Il s’agit alors de se « figurer un fonctionnement » (Dennett, 1990) entre un ensemble de données dont la signification n’est pas stable et d’entrer, avec les acteurs de la controverse, dans un protocole coopératif et de suspendre la critique distanciée ou la prise de connaissance distraite, deux attitudes qui s’imposent facilement dans l’expérience ordinaire et que l’on retrouve parfois dans les milieux académiques » (Chateauraynaud, 2003, p. 162). Aussi, plutôt que d’appliquer des routines « aveugles » de traitement des données, qu’elles soient statistiques, sémantiques ou autres, cela recommande de mettre en place en place une méthode qui puisse faire droit aux spécificités de la forme affaire18 – lesquelles sont donc liées au fait qu’elle connaît de nombreuses « mises en variation » : « de nouveaux acteurs surgissent, de nouveaux arguments sont brandis, des débats publics et des décisions urgentes s’imposent, des objets jusqu’alors inaperçus ou négligés occupent le centre de l’actualité, ou les rapports d’experts » (Chateauraynaud, 2003, p. 112).

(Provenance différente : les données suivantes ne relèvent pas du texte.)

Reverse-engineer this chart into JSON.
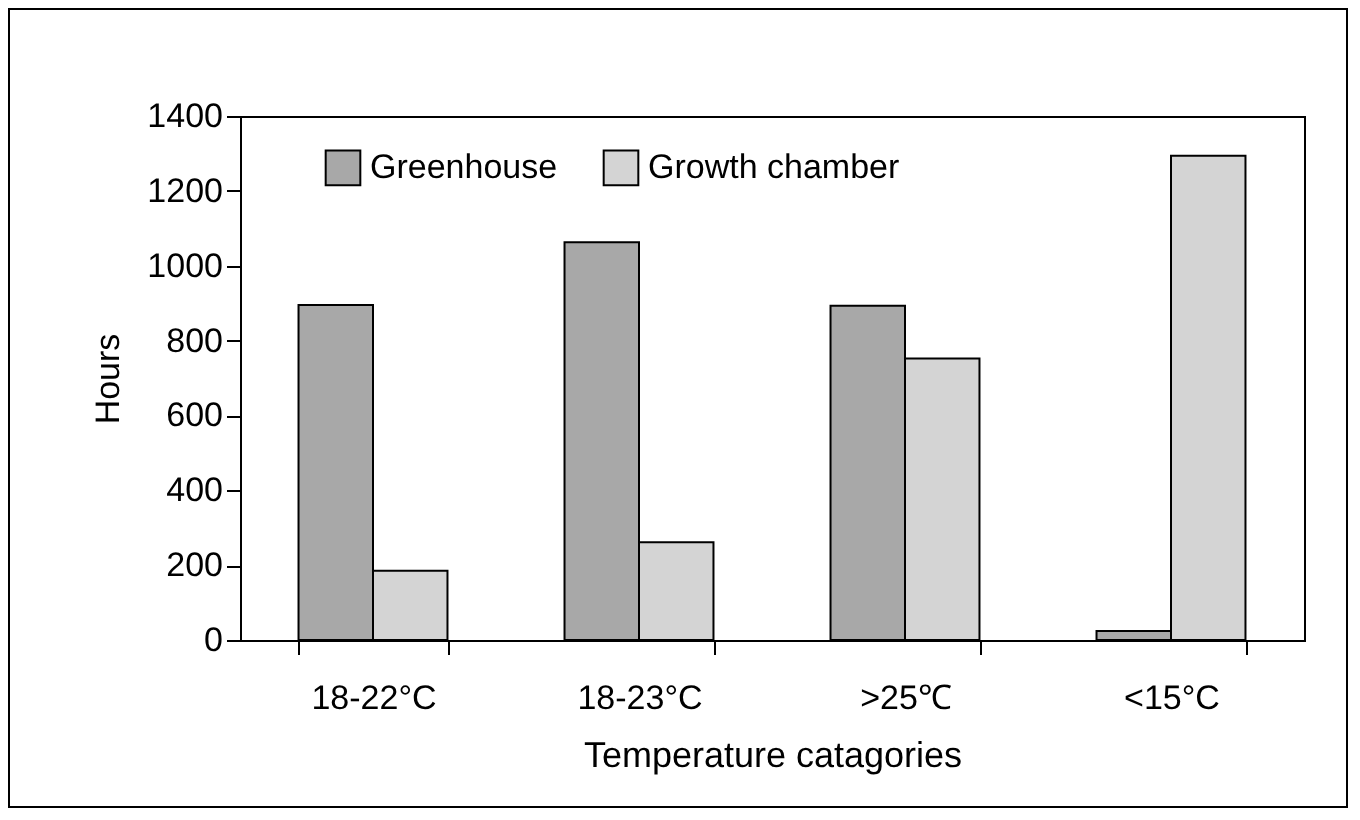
{
  "chart_data": {
    "type": "bar",
    "xlabel": "Temperature catagories",
    "ylabel": "Hours",
    "categories": [
      "18-22°C",
      "18-23°C",
      ">25℃",
      "<15°C"
    ],
    "series": [
      {
        "name": "Greenhouse",
        "color": "#a8a8a8",
        "values": [
          895,
          1063,
          893,
          24
        ]
      },
      {
        "name": "Growth chamber",
        "color": "#d4d4d4",
        "values": [
          185,
          261,
          752,
          1294
        ]
      }
    ],
    "ylim": [
      0,
      1400
    ],
    "yticks": [
      0,
      200,
      400,
      600,
      800,
      1000,
      1200,
      1400
    ],
    "grid": false,
    "legend": "top"
  }
}
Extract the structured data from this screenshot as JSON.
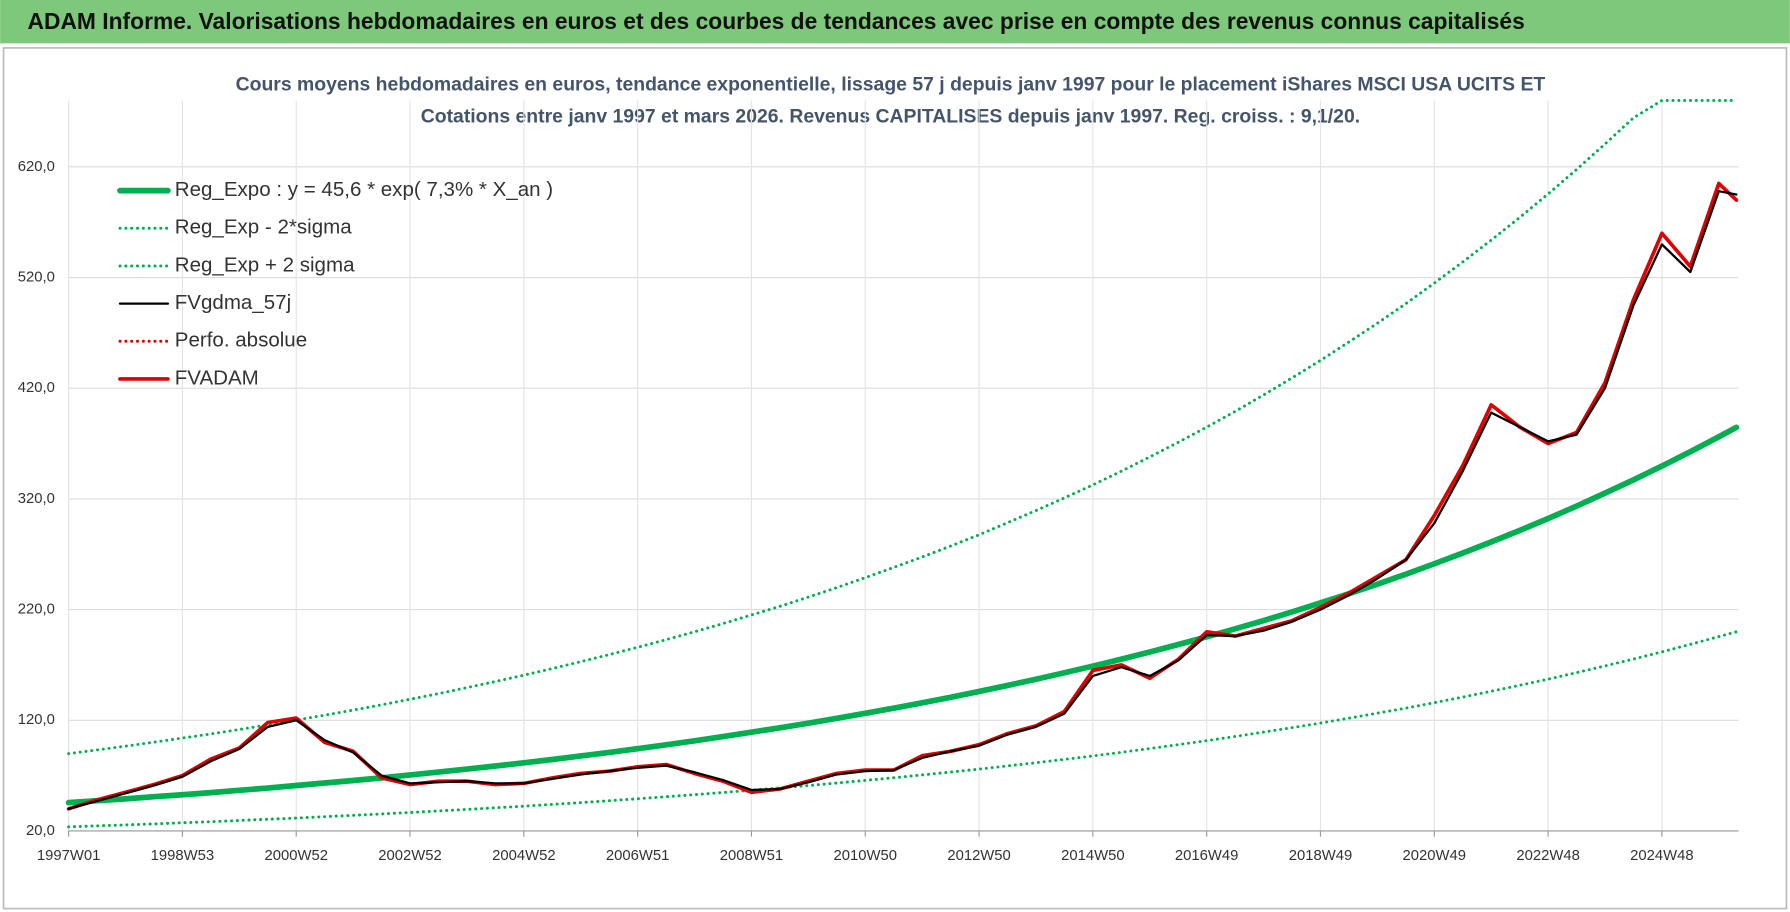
{
  "header": {
    "title": "ADAM Informe. Valorisations hebdomadaires en euros et des courbes de tendances avec prise en compte des revenus connus capitalisés"
  },
  "chart_data": {
    "type": "line",
    "title": "Cours moyens hebdomadaires en euros, tendance exponentielle, lissage 57 j depuis janv 1997 pour le placement iShares MSCI USA UCITS ET",
    "subtitle": "Cotations entre janv 1997 et mars 2026. Revenus CAPITALISES depuis janv 1997. Reg. croiss. : 9,1/20.",
    "x": [
      0,
      26,
      52,
      78,
      104,
      130,
      156,
      182,
      208,
      234,
      260,
      286,
      312,
      338,
      364,
      390,
      416,
      442,
      468,
      494,
      520,
      546,
      572,
      598,
      624,
      650,
      676,
      702,
      728,
      754,
      780,
      806,
      832,
      858,
      884,
      910,
      936,
      962,
      988,
      1014,
      1040,
      1066,
      1092,
      1118,
      1144,
      1170,
      1196,
      1222,
      1248,
      1274,
      1300,
      1326,
      1352,
      1378,
      1404,
      1430,
      1456,
      1482,
      1508,
      1524
    ],
    "xlim": [
      0,
      1526
    ],
    "xticks": [
      {
        "value": 0,
        "label": "1997W01"
      },
      {
        "value": 104,
        "label": "1998W53"
      },
      {
        "value": 208,
        "label": "2000W52"
      },
      {
        "value": 312,
        "label": "2002W52"
      },
      {
        "value": 416,
        "label": "2004W52"
      },
      {
        "value": 520,
        "label": "2006W51"
      },
      {
        "value": 624,
        "label": "2008W51"
      },
      {
        "value": 728,
        "label": "2010W50"
      },
      {
        "value": 832,
        "label": "2012W50"
      },
      {
        "value": 936,
        "label": "2014W50"
      },
      {
        "value": 1040,
        "label": "2016W49"
      },
      {
        "value": 1144,
        "label": "2018W49"
      },
      {
        "value": 1248,
        "label": "2020W49"
      },
      {
        "value": 1352,
        "label": "2022W48"
      },
      {
        "value": 1456,
        "label": "2024W48"
      }
    ],
    "ylim": [
      20,
      680
    ],
    "yticks": [
      {
        "value": 20,
        "label": "20,0"
      },
      {
        "value": 120,
        "label": "120,0"
      },
      {
        "value": 220,
        "label": "220,0"
      },
      {
        "value": 320,
        "label": "320,0"
      },
      {
        "value": 420,
        "label": "420,0"
      },
      {
        "value": 520,
        "label": "520,0"
      },
      {
        "value": 620,
        "label": "620,0"
      }
    ],
    "grid": true,
    "legend": "upper left",
    "series": [
      {
        "name": "Reg_Expo : y = 45,6 * exp( 7,3% *  X_an )",
        "color": "#00b050",
        "dash": "solid",
        "values": [
          45.6,
          47.3,
          49.0,
          50.9,
          52.7,
          54.7,
          56.7,
          58.8,
          61.0,
          63.3,
          65.6,
          68.0,
          70.6,
          73.2,
          75.9,
          78.7,
          81.6,
          84.6,
          87.8,
          91.0,
          94.4,
          97.9,
          101.5,
          105.3,
          109.2,
          113.2,
          117.4,
          121.8,
          126.3,
          131.0,
          135.8,
          140.8,
          146.0,
          151.5,
          157.1,
          162.9,
          168.9,
          175.2,
          181.7,
          188.4,
          195.4,
          202.6,
          210.1,
          217.9,
          226.0,
          234.4,
          243.0,
          252.0,
          261.4,
          271.1,
          281.1,
          291.5,
          302.3,
          313.5,
          325.2,
          337.2,
          349.7,
          362.7,
          376.1,
          384.6
        ]
      },
      {
        "name": "Reg_Exp - 2*sigma",
        "color": "#00b050",
        "dash": "dotted",
        "values": [
          23.7,
          24.6,
          25.5,
          26.4,
          27.4,
          28.4,
          29.5,
          30.6,
          31.7,
          32.9,
          34.1,
          35.4,
          36.7,
          38.0,
          39.5,
          40.9,
          42.4,
          44.0,
          45.6,
          47.3,
          49.1,
          50.9,
          52.8,
          54.8,
          56.8,
          58.9,
          61.0,
          63.3,
          65.7,
          68.1,
          70.6,
          73.2,
          75.9,
          78.8,
          81.7,
          84.7,
          87.8,
          91.1,
          94.5,
          98.0,
          101.6,
          105.4,
          109.3,
          113.3,
          117.5,
          121.9,
          126.4,
          131.0,
          135.9,
          141.0,
          146.2,
          151.6,
          157.2,
          163.0,
          169.1,
          175.3,
          181.8,
          188.6,
          195.6,
          200.0
        ]
      },
      {
        "name": "Reg_Exp + 2 sigma",
        "color": "#00b050",
        "dash": "dotted",
        "values": [
          89.8,
          93.2,
          96.6,
          100.2,
          103.9,
          107.7,
          111.7,
          115.9,
          120.2,
          124.6,
          129.2,
          134.0,
          139.0,
          144.1,
          149.5,
          155.0,
          160.8,
          166.7,
          172.9,
          179.3,
          185.9,
          192.8,
          200.0,
          207.4,
          215.1,
          223.0,
          231.3,
          239.9,
          248.8,
          258.1,
          267.5,
          277.4,
          287.6,
          298.5,
          309.5,
          320.9,
          332.7,
          345.1,
          357.9,
          371.1,
          384.9,
          399.1,
          413.9,
          429.3,
          445.2,
          461.8,
          478.7,
          496.4,
          515.0,
          534.1,
          553.8,
          574.3,
          595.5,
          617.6,
          640.6,
          664.3,
          680,
          680,
          680,
          680
        ]
      },
      {
        "name": "FVgdma_57j",
        "color": "#000000",
        "dash": "solid",
        "values": [
          40,
          47,
          54,
          61,
          69,
          83,
          94,
          114,
          120,
          102,
          91,
          70,
          63,
          64,
          65,
          63,
          63,
          67,
          71,
          74,
          77,
          79,
          73,
          66,
          57,
          58,
          64,
          71,
          74,
          75,
          86,
          92,
          97,
          107,
          114,
          126,
          160,
          168,
          160,
          174,
          197,
          196,
          201,
          209,
          220,
          233,
          248,
          265,
          298,
          345,
          398,
          385,
          372,
          378,
          420,
          495,
          550,
          525,
          598,
          595
        ]
      },
      {
        "name": "Perfo. absolue",
        "color": "#e00000",
        "dash": "dotted",
        "values": [
          40,
          48,
          55,
          62,
          70,
          85,
          95,
          118,
          122,
          100,
          92,
          68,
          62,
          65,
          65,
          62,
          63,
          68,
          72,
          74,
          78,
          80,
          72,
          65,
          55,
          58,
          65,
          72,
          75,
          75,
          88,
          92,
          98,
          108,
          115,
          128,
          165,
          170,
          158,
          175,
          200,
          196,
          203,
          210,
          222,
          235,
          250,
          265,
          305,
          350,
          405,
          385,
          370,
          380,
          425,
          500,
          560,
          530,
          605,
          590
        ]
      },
      {
        "name": "FVADAM",
        "color": "#e00000",
        "dash": "solid",
        "values": [
          40,
          48,
          55,
          62,
          70,
          85,
          95,
          118,
          122,
          100,
          92,
          68,
          62,
          65,
          65,
          62,
          63,
          68,
          72,
          74,
          78,
          80,
          72,
          65,
          55,
          58,
          65,
          72,
          75,
          75,
          88,
          92,
          98,
          108,
          115,
          128,
          165,
          170,
          158,
          175,
          200,
          196,
          203,
          210,
          222,
          235,
          250,
          265,
          305,
          350,
          405,
          385,
          370,
          380,
          425,
          500,
          560,
          530,
          605,
          590
        ]
      }
    ]
  }
}
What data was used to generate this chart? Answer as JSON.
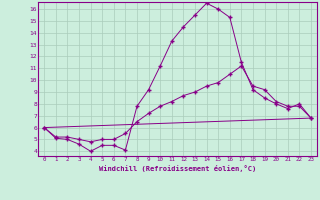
{
  "xlabel": "Windchill (Refroidissement éolien,°C)",
  "background_color": "#cceedd",
  "grid_color": "#aaccbb",
  "line_color": "#880088",
  "xlim": [
    -0.5,
    23.5
  ],
  "ylim": [
    3.6,
    16.6
  ],
  "yticks": [
    4,
    5,
    6,
    7,
    8,
    9,
    10,
    11,
    12,
    13,
    14,
    15,
    16
  ],
  "xticks": [
    0,
    1,
    2,
    3,
    4,
    5,
    6,
    7,
    8,
    9,
    10,
    11,
    12,
    13,
    14,
    15,
    16,
    17,
    18,
    19,
    20,
    21,
    22,
    23
  ],
  "line1_x": [
    0,
    1,
    2,
    3,
    4,
    5,
    6,
    7,
    8,
    9,
    10,
    11,
    12,
    13,
    14,
    15,
    16,
    17,
    18,
    19,
    20,
    21,
    22,
    23
  ],
  "line1_y": [
    6.0,
    5.1,
    5.0,
    4.6,
    4.0,
    4.5,
    4.5,
    4.1,
    7.8,
    9.2,
    11.2,
    13.3,
    14.5,
    15.5,
    16.5,
    16.0,
    15.3,
    11.5,
    9.2,
    8.5,
    8.0,
    7.6,
    8.0,
    6.8
  ],
  "line2_x": [
    0,
    1,
    2,
    3,
    4,
    5,
    6,
    7,
    8,
    9,
    10,
    11,
    12,
    13,
    14,
    15,
    16,
    17,
    18,
    19,
    20,
    21,
    22,
    23
  ],
  "line2_y": [
    6.0,
    5.2,
    5.2,
    5.0,
    4.8,
    5.0,
    5.0,
    5.5,
    6.5,
    7.2,
    7.8,
    8.2,
    8.7,
    9.0,
    9.5,
    9.8,
    10.5,
    11.2,
    9.5,
    9.2,
    8.2,
    7.8,
    7.8,
    6.8
  ],
  "line3_x": [
    0,
    23
  ],
  "line3_y": [
    6.0,
    6.8
  ],
  "marker": "+"
}
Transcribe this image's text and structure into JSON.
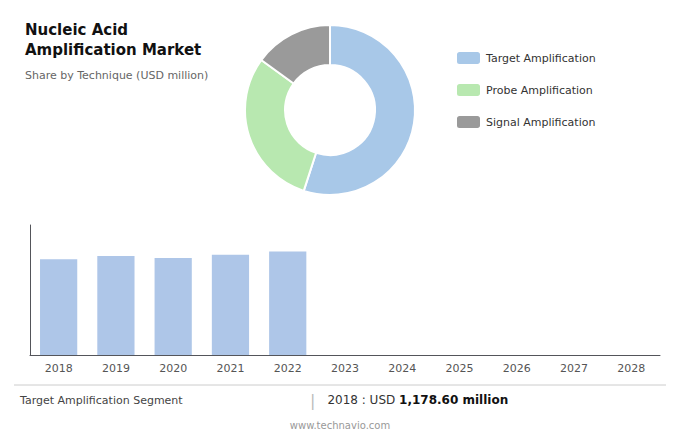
{
  "chart_data": [
    {
      "type": "pie",
      "title": "Nucleic Acid Amplification Market",
      "subtitle": "Share by Technique (USD million)",
      "categories": [
        "Target Amplification",
        "Probe Amplification",
        "Signal Amplification"
      ],
      "values": [
        55,
        30,
        15
      ],
      "colors": [
        "#a8c8e8",
        "#b8e8b0",
        "#9a9a9a"
      ],
      "legend": "right"
    },
    {
      "type": "bar",
      "categories": [
        "2018",
        "2019",
        "2020",
        "2021",
        "2022",
        "2023",
        "2024",
        "2025",
        "2026",
        "2027",
        "2028"
      ],
      "values": [
        1178.6,
        1220,
        1195,
        1235,
        1275,
        null,
        null,
        null,
        null,
        null,
        null
      ],
      "color": "#aec6e8",
      "ylim": [
        0,
        1600
      ],
      "grid": false,
      "tick_labels": "x",
      "annotations": [
        "Target Amplification Segment",
        "|",
        "2018 : USD ",
        "1,178.60 million",
        "www.technavio.com"
      ]
    }
  ]
}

Dans l’orientation pragmatique que nous avons choisie, l’analyse d’une controverse, qui se présente comme un « faisceau d’argumentations » plus ou moins facile à circonscrire, revient alors à traiter les textes et les discours des acteurs comme des dispositifs d’expression tournés vers l’action – et cela même si cette action ne produit ses effets que sur d’autres textes. Plus exactement, l’idée est de traiter les textes et discours des acteurs comme des dispositifs qui présentent un potentiel de transformation des règles du jeu des arguments possibles et, par suite, des pratiques sociales elles-mêmes – étant entendu que les représentations des acteurs « agissent ». Ci-dessous, nous revenons sur la méthode que nous avons adoptée pour accroître l’intelligibilité de la controverse publique sur la rémunération des dirigeants dans cette visée, où il va nous falloir appréhender un ensemble de discours plus ou moins hétérogènes mais reliés par des correspondances qu’il s’agit par conséquent d’éclairer.

Notes
17.

Ce qui revient à dire que l’objectivité du langage ne définit pas une sorte de sujet collectif englobant qui ordonnerait les initiatives de ses composantes individuelles (ce qui serait incompatible avec la puissance d’action que nous reconnaissons aux personnes), soit que langue apprise ne limite ni l’expression ni la formation d’opinions, et ce d’autant moins lorsque des questions de justice sociale sont en jeu.

18.

Ce qui est d’autant plus important dans les sciences économiques et de gestion que le « fétichisme » de la méthode statistique qui y règne – et qui est particulièrement visible dans la recherche sur la rémunération des dirigeants (Carlon, Downs et Wert-Gray, 2006) – n’est pas le gage d’une analyse « objective », non plus une parfaite garantie sur le plan méthodique.